I think cases (2) and (3) are supported by the requirement I suggested in
my previous reply, which allows suitably-privileged code to read class
and resource files from a module's defining artifact.

As to (4), I wonder if it's really all that different from (3).  If a
logging framework, e.g., is invoked by some module and then needs to read
that module's logging-configuration file then can't it just read it out
of the module's artifact?  (I suspect it's reasonable to assume that a
logging framework will have the permissions required to do so.)

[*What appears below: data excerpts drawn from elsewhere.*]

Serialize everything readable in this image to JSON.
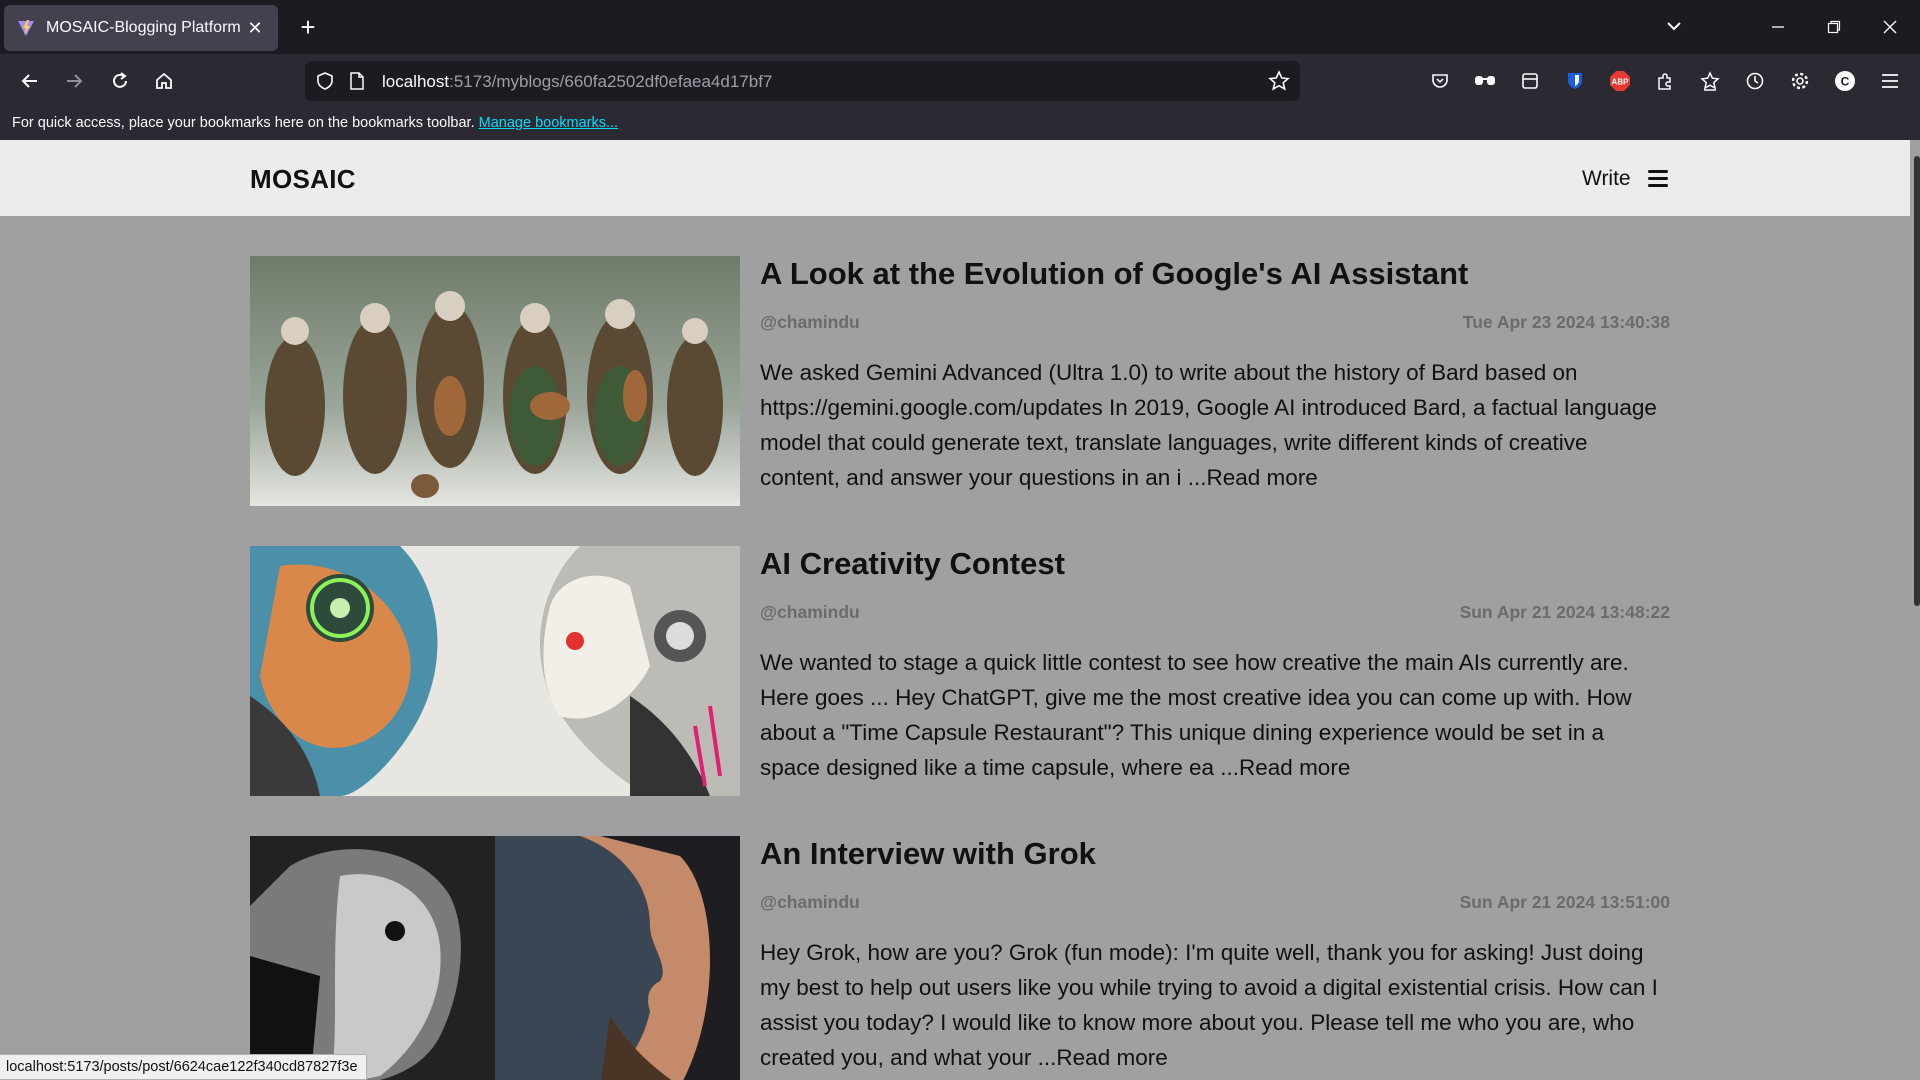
{
  "browser": {
    "tab_title": "MOSAIC-Blogging Platform",
    "url_host": "localhost",
    "url_rest": ":5173/myblogs/660fa2502df0efaea4d17bf7",
    "bookmarks_message": "For quick access, place your bookmarks here on the bookmarks toolbar.",
    "manage_bookmarks": "Manage bookmarks...",
    "status_url": "localhost:5173/posts/post/6624cae122f340cd87827f3e",
    "profile_initial": "C",
    "abp_label": "ABP"
  },
  "site": {
    "logo": "MOSAIC",
    "write_label": "Write"
  },
  "posts": [
    {
      "title": "A Look at the Evolution of Google's AI Assistant",
      "author": "@chamindu",
      "date": "Tue Apr 23 2024  13:40:38",
      "excerpt": "We asked Gemini Advanced (Ultra 1.0) to write about the history of Bard based on https://gemini.google.com/updates In 2019, Google AI introduced Bard, a factual language model that could generate text, translate languages, write different kinds of creative content, and answer your questions in an i ...Read more"
    },
    {
      "title": "AI Creativity Contest",
      "author": "@chamindu",
      "date": "Sun Apr 21 2024  13:48:22",
      "excerpt": "We wanted to stage a quick little contest to see how creative the main AIs currently are. Here goes ... Hey ChatGPT, give me the most creative idea you can come up with. How about a \"Time Capsule Restaurant\"? This unique dining experience would be set in a space designed like a time capsule, where ea ...Read more"
    },
    {
      "title": "An Interview with Grok",
      "author": "@chamindu",
      "date": "Sun Apr 21 2024  13:51:00",
      "excerpt": "Hey Grok, how are you? Grok (fun mode): I'm quite well, thank you for asking! Just doing my best to help out users like you while trying to avoid a digital existential crisis. How can I assist you today? I would like to know more about you. Please tell me who you are, who created you, and what your ...Read more"
    }
  ]
}
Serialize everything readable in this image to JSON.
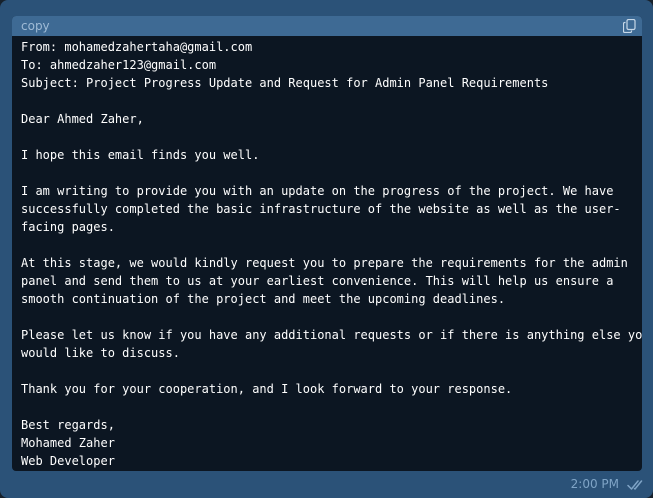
{
  "message": {
    "code_block": {
      "language_label": "copy",
      "lines": [
        "From: mohamedzahertaha@gmail.com",
        "To: ahmedzaher123@gmail.com",
        "Subject: Project Progress Update and Request for Admin Panel Requirements",
        "",
        "Dear Ahmed Zaher,",
        "",
        "I hope this email finds you well.",
        "",
        "I am writing to provide you with an update on the progress of the project. We have",
        "successfully completed the basic infrastructure of the website as well as the user-",
        "facing pages.",
        "",
        "At this stage, we would kindly request you to prepare the requirements for the admin",
        "panel and send them to us at your earliest convenience. This will help us ensure a",
        "smooth continuation of the project and meet the upcoming deadlines.",
        "",
        "Please let us know if you have any additional requests or if there is anything else you",
        "would like to discuss.",
        "",
        "Thank you for your cooperation, and I look forward to your response.",
        "",
        "Best regards,",
        "Mohamed Zaher",
        "Web Developer"
      ]
    },
    "time": "2:00 PM",
    "status_icon": "double-check-icon",
    "colors": {
      "bubble": "#2b5278",
      "code_background": "#0c1622",
      "code_header": "#3e6a94",
      "text": "#ffffff",
      "meta": "#7fa4c6"
    }
  }
}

> While JBoss Modules does in fact solve cases 2-4 well enough, there is 
> no provision for things falling under (1).  This is not however due to 
> any fundamental ideal; quite the opposite in fact.  I simply could not 
> work out a consistent (and simple) set of rules for treating classes and 
> packages separately from resources and their directories that didn't 
> simply break everything*.
> 
> The questions are: Are there yet more use cases that I have failed to 
> identify?  Is it possible to come up with a consistent set of rules 
> which allows all these primary use cases to continue to function cleanly 
> going forward?  Can we do so in a minimally-impacting manner that would 
> allow most existing code to continue to function with (at most) only 
> packaging changes?  If not, which use cases can or should be sacrificed, 
> and why?

If you can read class files and resources from a module's artifact then
existing components that publish information in that way can continue to
do so.  Components that read such information will require some minor
changes, since the ClassLoader::getResource* methods might not work for a
module in the way that it does for the class path, or might work slowly,
but this change should be fairly simple, e.g., going from

    object.getClass().getClassLoader().getResourceAsStream("foo")

to something like

    object.getClass().getModule().getModuleArtifact().getStream("foo")

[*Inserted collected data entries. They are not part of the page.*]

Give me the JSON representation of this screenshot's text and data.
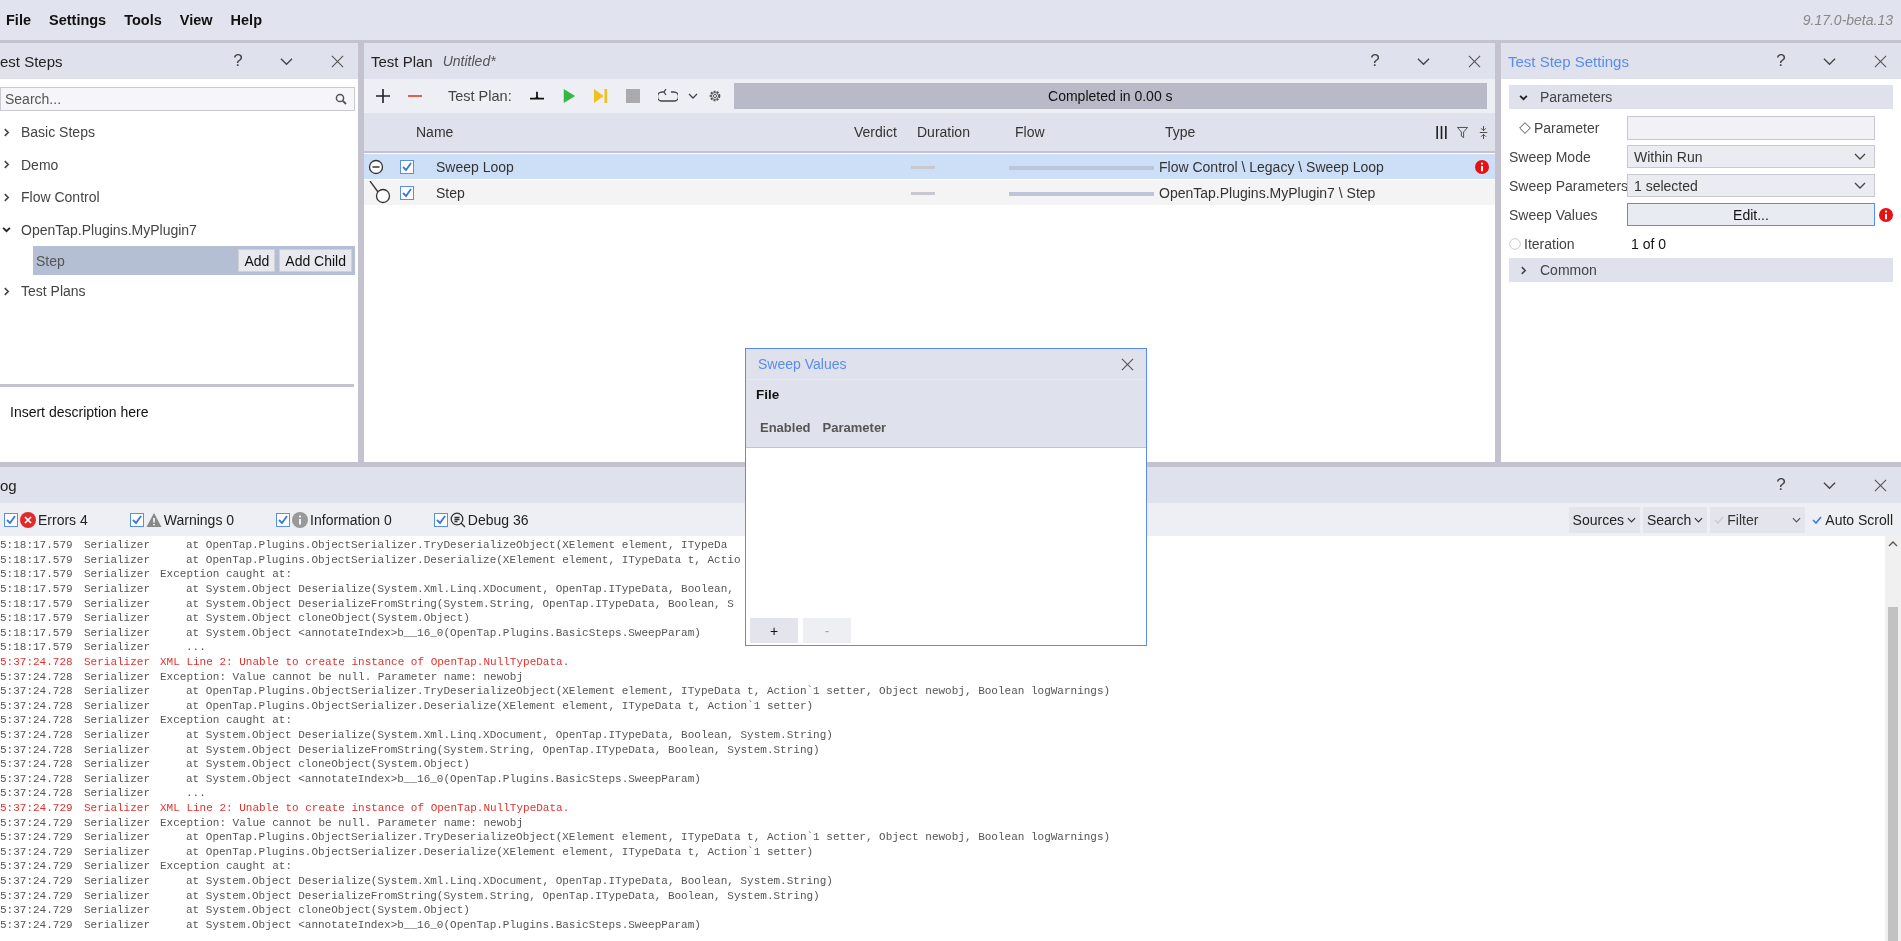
{
  "menu": [
    "File",
    "Settings",
    "Tools",
    "View",
    "Help"
  ],
  "version": "9.17.0-beta.13",
  "test_steps_panel": {
    "title": "est Steps",
    "help": "?",
    "search": {
      "placeholder": "Search..."
    },
    "tree": [
      {
        "label": "Basic Steps",
        "expanded": false
      },
      {
        "label": "Demo",
        "expanded": false
      },
      {
        "label": "Flow Control",
        "expanded": false
      },
      {
        "label": "OpenTap.Plugins.MyPlugin7",
        "expanded": true,
        "children": [
          {
            "label": "Step",
            "selected": true,
            "buttons": [
              "Add",
              "Add Child"
            ]
          }
        ]
      },
      {
        "label": "Test Plans",
        "expanded": false
      }
    ],
    "description": "Insert description here"
  },
  "test_plan_panel": {
    "title": "Test Plan",
    "file": "Untitled*",
    "help": "?",
    "toolbar_label": "Test Plan:",
    "status": "Completed in 0.00 s",
    "columns": [
      "Name",
      "Verdict",
      "Duration",
      "Flow",
      "Type"
    ],
    "rows": [
      {
        "name": "Sweep Loop",
        "checked": true,
        "selected": true,
        "expanded": true,
        "type": "Flow Control \\ Legacy \\ Sweep Loop",
        "error": true,
        "children": [
          {
            "name": "Step",
            "checked": true,
            "selected": false,
            "type": "OpenTap.Plugins.MyPlugin7 \\ Step",
            "error": false
          }
        ]
      }
    ]
  },
  "settings_panel": {
    "title": "Test Step Settings",
    "help": "?",
    "groups": [
      {
        "label": "Parameters",
        "expanded": true,
        "rows": [
          {
            "kind": "input",
            "marker": {
              "kind": "diamond"
            },
            "label": "Parameter",
            "error": false
          },
          {
            "kind": "dropdown",
            "label": "Sweep Mode",
            "value": "Within Run",
            "error": false
          },
          {
            "kind": "dropdown",
            "label": "Sweep Parameters",
            "value": "1 selected",
            "error": false
          },
          {
            "kind": "button",
            "label": "Sweep Values",
            "value": "Edit...",
            "error": true
          },
          {
            "kind": "readonly",
            "marker": {
              "kind": "circle"
            },
            "label": "Iteration",
            "value": "1 of 0",
            "error": false
          }
        ]
      },
      {
        "label": "Common",
        "expanded": false
      }
    ]
  },
  "log_panel": {
    "title": "og",
    "help": "?",
    "filters": [
      {
        "kind": "error",
        "label": "Errors 4",
        "checked": true
      },
      {
        "kind": "warning",
        "label": "Warnings 0",
        "checked": true
      },
      {
        "kind": "information",
        "label": "Information 0",
        "checked": true
      },
      {
        "kind": "debug",
        "label": "Debug 36",
        "checked": true
      }
    ],
    "tools": [
      {
        "kind": "dropdown",
        "label": "Sources"
      },
      {
        "kind": "dropdown",
        "label": "Search"
      },
      {
        "kind": "check-dropdown",
        "label": "Filter",
        "checked": false
      },
      {
        "kind": "check",
        "label": "Auto Scroll",
        "checked": true
      }
    ],
    "entries": [
      {
        "time": "5:18:17.579",
        "source": "Serializer",
        "kind": "debug",
        "indented": true,
        "message": "at OpenTap.Plugins.ObjectSerializer.TryDeserializeObject(XElement element, ITypeDa"
      },
      {
        "time": "5:18:17.579",
        "source": "Serializer",
        "kind": "debug",
        "indented": true,
        "message": "at OpenTap.Plugins.ObjectSerializer.Deserialize(XElement element, ITypeData t, Actio"
      },
      {
        "time": "5:18:17.579",
        "source": "Serializer",
        "kind": "debug",
        "indented": false,
        "message": "Exception caught at:"
      },
      {
        "time": "5:18:17.579",
        "source": "Serializer",
        "kind": "debug",
        "indented": true,
        "message": "at System.Object Deserialize(System.Xml.Linq.XDocument, OpenTap.ITypeData, Boolean,"
      },
      {
        "time": "5:18:17.579",
        "source": "Serializer",
        "kind": "debug",
        "indented": true,
        "message": "at System.Object DeserializeFromString(System.String, OpenTap.ITypeData, Boolean, S"
      },
      {
        "time": "5:18:17.579",
        "source": "Serializer",
        "kind": "debug",
        "indented": true,
        "message": "at System.Object cloneObject(System.Object)"
      },
      {
        "time": "5:18:17.579",
        "source": "Serializer",
        "kind": "debug",
        "indented": true,
        "message": "at System.Object <annotateIndex>b__16_0(OpenTap.Plugins.BasicSteps.SweepParam)"
      },
      {
        "time": "5:18:17.579",
        "source": "Serializer",
        "kind": "debug",
        "indented": true,
        "message": "..."
      },
      {
        "time": "5:37:24.728",
        "source": "Serializer",
        "kind": "error",
        "indented": false,
        "message": "XML Line 2: Unable to create instance of OpenTap.NullTypeData."
      },
      {
        "time": "5:37:24.728",
        "source": "Serializer",
        "kind": "debug",
        "indented": false,
        "message": "Exception: Value cannot be null. Parameter name: newobj"
      },
      {
        "time": "5:37:24.728",
        "source": "Serializer",
        "kind": "debug",
        "indented": true,
        "message": "at OpenTap.Plugins.ObjectSerializer.TryDeserializeObject(XElement element, ITypeData t, Action`1 setter, Object newobj, Boolean logWarnings)"
      },
      {
        "time": "5:37:24.728",
        "source": "Serializer",
        "kind": "debug",
        "indented": true,
        "message": "at OpenTap.Plugins.ObjectSerializer.Deserialize(XElement element, ITypeData t, Action`1 setter)"
      },
      {
        "time": "5:37:24.728",
        "source": "Serializer",
        "kind": "debug",
        "indented": false,
        "message": "Exception caught at:"
      },
      {
        "time": "5:37:24.728",
        "source": "Serializer",
        "kind": "debug",
        "indented": true,
        "message": "at System.Object Deserialize(System.Xml.Linq.XDocument, OpenTap.ITypeData, Boolean, System.String)"
      },
      {
        "time": "5:37:24.728",
        "source": "Serializer",
        "kind": "debug",
        "indented": true,
        "message": "at System.Object DeserializeFromString(System.String, OpenTap.ITypeData, Boolean, System.String)"
      },
      {
        "time": "5:37:24.728",
        "source": "Serializer",
        "kind": "debug",
        "indented": true,
        "message": "at System.Object cloneObject(System.Object)"
      },
      {
        "time": "5:37:24.728",
        "source": "Serializer",
        "kind": "debug",
        "indented": true,
        "message": "at System.Object <annotateIndex>b__16_0(OpenTap.Plugins.BasicSteps.SweepParam)"
      },
      {
        "time": "5:37:24.728",
        "source": "Serializer",
        "kind": "debug",
        "indented": true,
        "message": "..."
      },
      {
        "time": "5:37:24.729",
        "source": "Serializer",
        "kind": "error",
        "indented": false,
        "message": "XML Line 2: Unable to create instance of OpenTap.NullTypeData."
      },
      {
        "time": "5:37:24.729",
        "source": "Serializer",
        "kind": "debug",
        "indented": false,
        "message": "Exception: Value cannot be null. Parameter name: newobj"
      },
      {
        "time": "5:37:24.729",
        "source": "Serializer",
        "kind": "debug",
        "indented": true,
        "message": "at OpenTap.Plugins.ObjectSerializer.TryDeserializeObject(XElement element, ITypeData t, Action`1 setter, Object newobj, Boolean logWarnings)"
      },
      {
        "time": "5:37:24.729",
        "source": "Serializer",
        "kind": "debug",
        "indented": true,
        "message": "at OpenTap.Plugins.ObjectSerializer.Deserialize(XElement element, ITypeData t, Action`1 setter)"
      },
      {
        "time": "5:37:24.729",
        "source": "Serializer",
        "kind": "debug",
        "indented": false,
        "message": "Exception caught at:"
      },
      {
        "time": "5:37:24.729",
        "source": "Serializer",
        "kind": "debug",
        "indented": true,
        "message": "at System.Object Deserialize(System.Xml.Linq.XDocument, OpenTap.ITypeData, Boolean, System.String)"
      },
      {
        "time": "5:37:24.729",
        "source": "Serializer",
        "kind": "debug",
        "indented": true,
        "message": "at System.Object DeserializeFromString(System.String, OpenTap.ITypeData, Boolean, System.String)"
      },
      {
        "time": "5:37:24.729",
        "source": "Serializer",
        "kind": "debug",
        "indented": true,
        "message": "at System.Object cloneObject(System.Object)"
      },
      {
        "time": "5:37:24.729",
        "source": "Serializer",
        "kind": "debug",
        "indented": true,
        "message": "at System.Object <annotateIndex>b__16_0(OpenTap.Plugins.BasicSteps.SweepParam)"
      }
    ]
  },
  "dialog": {
    "title": "Sweep Values",
    "menu": [
      "File"
    ],
    "columns": [
      "Enabled",
      "Parameter"
    ],
    "buttons": [
      {
        "label": "+",
        "disabled": false
      },
      {
        "label": "-",
        "disabled": true
      }
    ]
  }
}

In return for mandating (or strongly suggesting) this minor change in
resource consumers we get resource encapsulation, and we can also avoid
having a complicated "exports resources" feature.  That seems like a
worthwhile tradeoff.

> I could easily imagine adding a separate public resources concept which 
> is wholly separate from the module internal content, where importers 
> could import some or all of these resources into their own world, which 
> would easily solve (4), but (2) and (3) are still left "high and dry". 
> An "unexported resources" area of a module could address (3), leaving 
> (2), which could be solved by co-locating those resources with the 
> classes themselves.  But by this point there is some additional 
> complexity (maybe not *too* much, but definitely some).

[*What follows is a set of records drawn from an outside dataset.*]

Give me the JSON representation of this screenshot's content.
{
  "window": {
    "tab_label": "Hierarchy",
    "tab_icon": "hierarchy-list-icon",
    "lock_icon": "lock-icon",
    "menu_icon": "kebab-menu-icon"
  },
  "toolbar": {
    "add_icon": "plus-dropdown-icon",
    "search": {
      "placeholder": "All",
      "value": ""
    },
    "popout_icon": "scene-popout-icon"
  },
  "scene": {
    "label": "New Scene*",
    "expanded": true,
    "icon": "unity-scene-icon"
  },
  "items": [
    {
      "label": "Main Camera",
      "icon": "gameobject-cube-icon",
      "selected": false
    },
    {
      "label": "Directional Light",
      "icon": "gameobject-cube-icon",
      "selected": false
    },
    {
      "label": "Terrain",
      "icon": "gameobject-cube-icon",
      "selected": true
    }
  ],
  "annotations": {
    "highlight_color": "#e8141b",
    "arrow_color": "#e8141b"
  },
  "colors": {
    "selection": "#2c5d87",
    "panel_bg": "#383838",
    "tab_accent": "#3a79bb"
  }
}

Yes, this is getting rather hairy ...

>                                                          Module imports 
> would specify the module they want to import (possibly to package 
> granularity), as well as the resource directories they want to import 
> (which could be re-exported just like module packages could).  So from 
> that perspective the additional complexity is manageable.  But when it 
> comes to build and packaging of a module itself, users would now have 
> face possibly fairly complex decision regarding which category a 
> resource belongs to (not to mention that packaging tooling would have to 
> support this decision),

I agree that this seems like too much.

>                         whereas in today's world they just "throw it in 
> there" and hope for the best.

Well, hopefully we can do better than that!